En sociologie, on a tendance à expliquer le fait que les sociétés rêvent moins (notamment, d’un monde meilleur) que par le passé par la diminution du temps que les individus s’accordent pour s’ennuyer et ainsi laisser aux idées neuves la possibilité d’émerger. On appelle ça un fait social.

Or, depuis l’élimination de Canadien, le temps disponible des Québécois pour s’emmerder a crû aussi vite que l’eau de plusieurs rivières. Je ne doute pas que les fans de Canadien rêvent ces jours-ci d’un avenir plus radieux pour leur club, mais je ferai ici l’hypothèse que Marc Bergevin, lui, ne rêve pas. Au contraire : il fait des cauchemars.

Je m’explique. D’abord, il faut se poser la question suivante : qu’est-ce qu’un rêve? Ç’a l’air niaiseux vite de même, mais le propre de l’humain, c’est souvent de penser qu’il sait de quoi il parle alors, qu’au fond, quand on lui demande de définir une patente, soudainement, il ne sait pas s’y prendre. Le DG de Canadien est un bon exemple : on sait ce que ça fait un DG, mais jamais je ne pourrais définir la nature de ses tâches (à part faire beaucoup de bench press).

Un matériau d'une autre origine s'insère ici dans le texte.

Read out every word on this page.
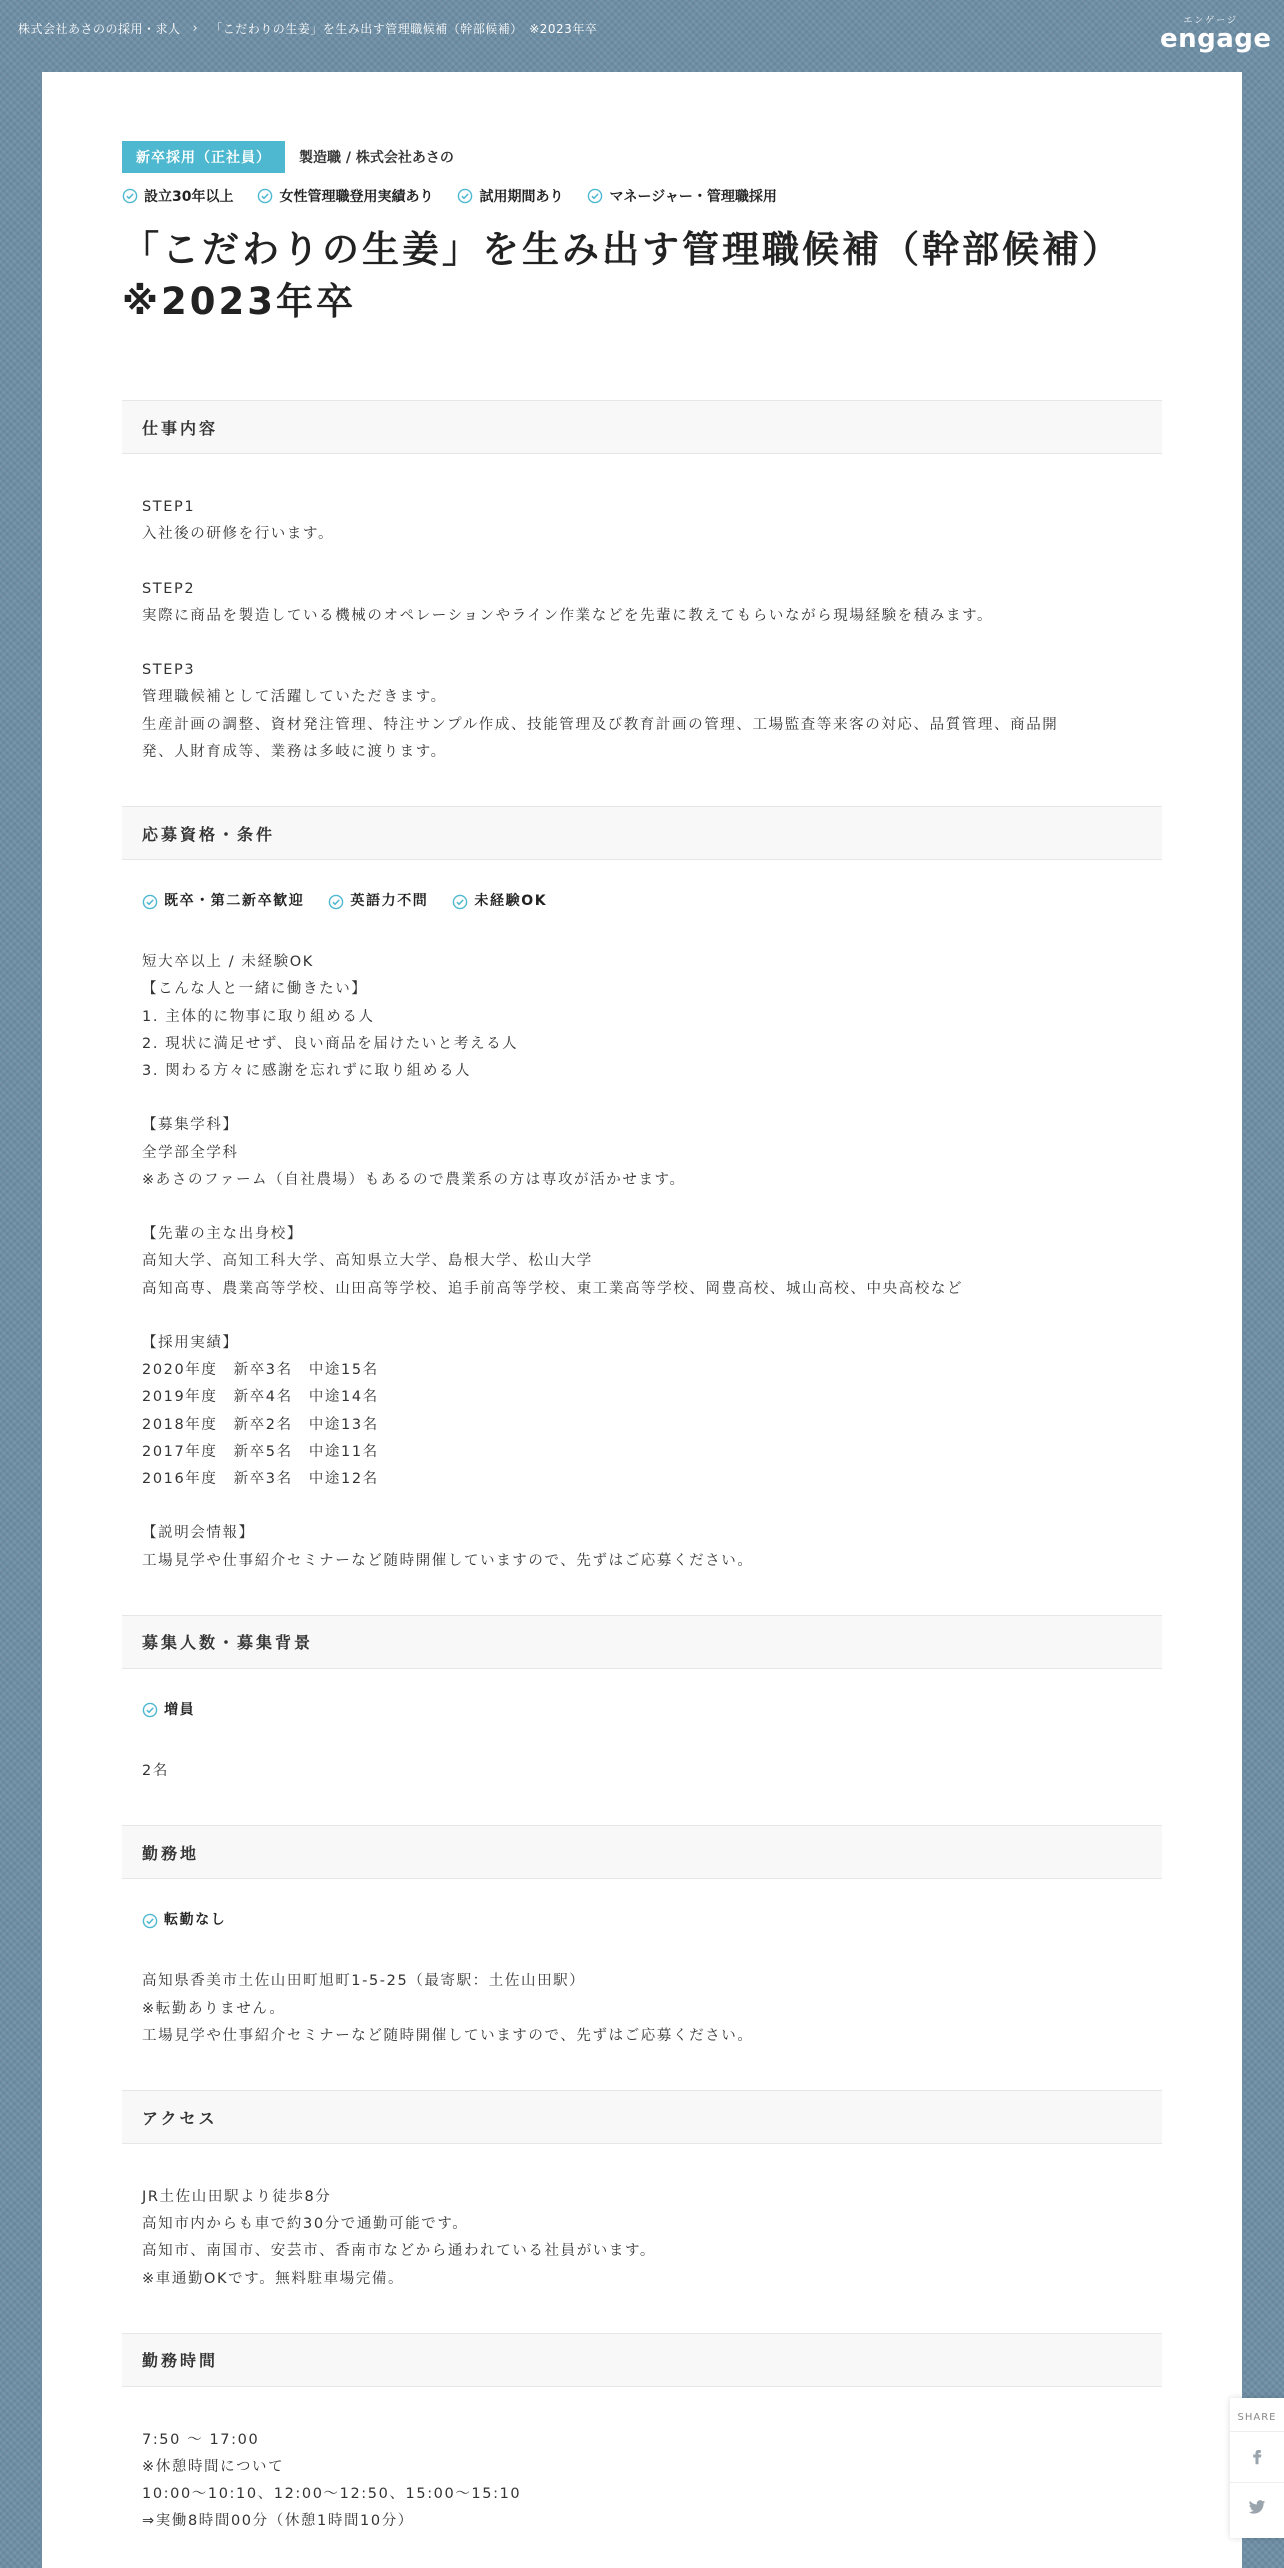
株式会社あさのの採用・求人 › 「こだわりの生姜」を生み出す管理職候補（幹部候補）　※2023年卒
エンゲージ
engage
新卒採用（正社員）	製造職 / 株式会社あさの
設立30年以上	女性管理職登用実績あり	試用期間あり	マネージャー・管理職採用
「こだわりの生姜」を生み出す管理職候補（幹部候補）
※2023年卒
仕事内容
STEP1
入社後の研修を行います。
STEP2
実際に商品を製造している機械のオペレーションやライン作業などを先輩に教えてもらいながら現場経験を積みます。
STEP3
管理職候補として活躍していただきます。
生産計画の調整、資材発注管理、特注サンプル作成、技能管理及び教育計画の管理、工場監査等来客の対応、品質管理、商品開
発、人財育成等、業務は多岐に渡ります。
応募資格・条件
既卒・第二新卒歓迎	英語力不問	未経験OK
短大卒以上 / 未経験OK
【こんな人と一緒に働きたい】
1. 主体的に物事に取り組める人
2. 現状に満足せず、良い商品を届けたいと考える人
3. 関わる方々に感謝を忘れずに取り組める人
【募集学科】
全学部全学科
※あさのファーム（自社農場）もあるので農業系の方は専攻が活かせます。
【先輩の主な出身校】
高知大学、高知工科大学、高知県立大学、島根大学、松山大学
高知高専、農業高等学校、山田高等学校、追手前高等学校、東工業高等学校、岡豊高校、城山高校、中央高校など
【採用実績】
2020年度　新卒3名　中途15名
2019年度　新卒4名　中途14名
2018年度　新卒2名　中途13名
2017年度　新卒5名　中途11名
2016年度　新卒3名　中途12名
【説明会情報】
工場見学や仕事紹介セミナーなど随時開催していますので、先ずはご応募ください。
募集人数・募集背景
増員
2名
勤務地
転勤なし
高知県香美市土佐山田町旭町1-5-25（最寄駅：土佐山田駅）
※転勤ありません。
工場見学や仕事紹介セミナーなど随時開催していますので、先ずはご応募ください。
アクセス
JR土佐山田駅より徒歩8分
高知市内からも車で約30分で通勤可能です。
高知市、南国市、安芸市、香南市などから通われている社員がいます。
※車通勤OKです。無料駐車場完備。
勤務時間
7:50 ～ 17:00
※休憩時間について
10:00～10:10、12:00～12:50、15:00～15:10
⇒実働8時間00分（休憩1時間10分）
SHARE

Je reviens aux rêves. Selon plusieurs experts de la chose onirique, un rêve doit normalement offrir un décalage important par rapport à la réalité ainsi qu’un regard neuf sur le monde; si ça ne se produit pas, ce n’est pas un rêve, mais un cauchemar. Le cauchemar aurait donc une dimension de proximité avec la réalité, ce qui le rendrait mauditement épeurant dans la mesure où sa plausibilité serait grande.

Revenons à Marc Bergevin. Qu’a-t-il fait depuis l’élimination de Canadien? A-t-il réalisé des rêves décalés par rapport à la réalité? Genre un échange fou malade pour aller chercher un marqueur de 50 buts? Ou un défenseur étoile habile de ses mains ET de ses pieds? À sa décharge, vous me direz que ce n’est pas permis actuellement par la Ligne nationale de hockey, car la période des transactions est terminée. N’empêche, s’il avait voulu faire un rêve, un vrai, c’est-à-dire complètement décalé par rapport au réel, il aurait pris les moyens de le faire.

À la place, il a signé Christian Folin pour un an. Et au moment d’écrire cet article, il venait même de signer, pour un an aussi, Nate Thompson. Méchant cauchemar; on dirait la saison 2018-2019 qui se prolonge. En fait, le seul décalage par rapport à la réalité, c’est l’opération au genou de Jesperi Kotkaniemi. Personne (même pas KK lui-même) n’avait l’air de savoir qu’il était blessé.

Petit saut dans l’histoire. Le philosophe grec Hippocrate (460-377 avant J.-C.) était fasciné par le concept de cauchemar. Lui pis sa gang de chums médecins qualifiaient cette réalité en utilisant le mot «incubus», qui voulait dire «se coucher sur». En gros, les gens de l’époque définissaient le cauchemar comme la sensation d’avoir quelqu’un assis sur sa poitrine. On parlait même carrément de la présence d’un étouffeur sur la cage thoracique des gens.

Ça me rappelle mon cauchemar d’hier : j’avais l’impression d’étouffer. J’étais vêtu de mon pyjama de Canadien, et tout le poids de l’incompétence de Marc Bergevin m’oppressait la poitrine. Je me suis réveillé, et j’ai pondu ce texte d’un trait. C’est toujours ça de pris.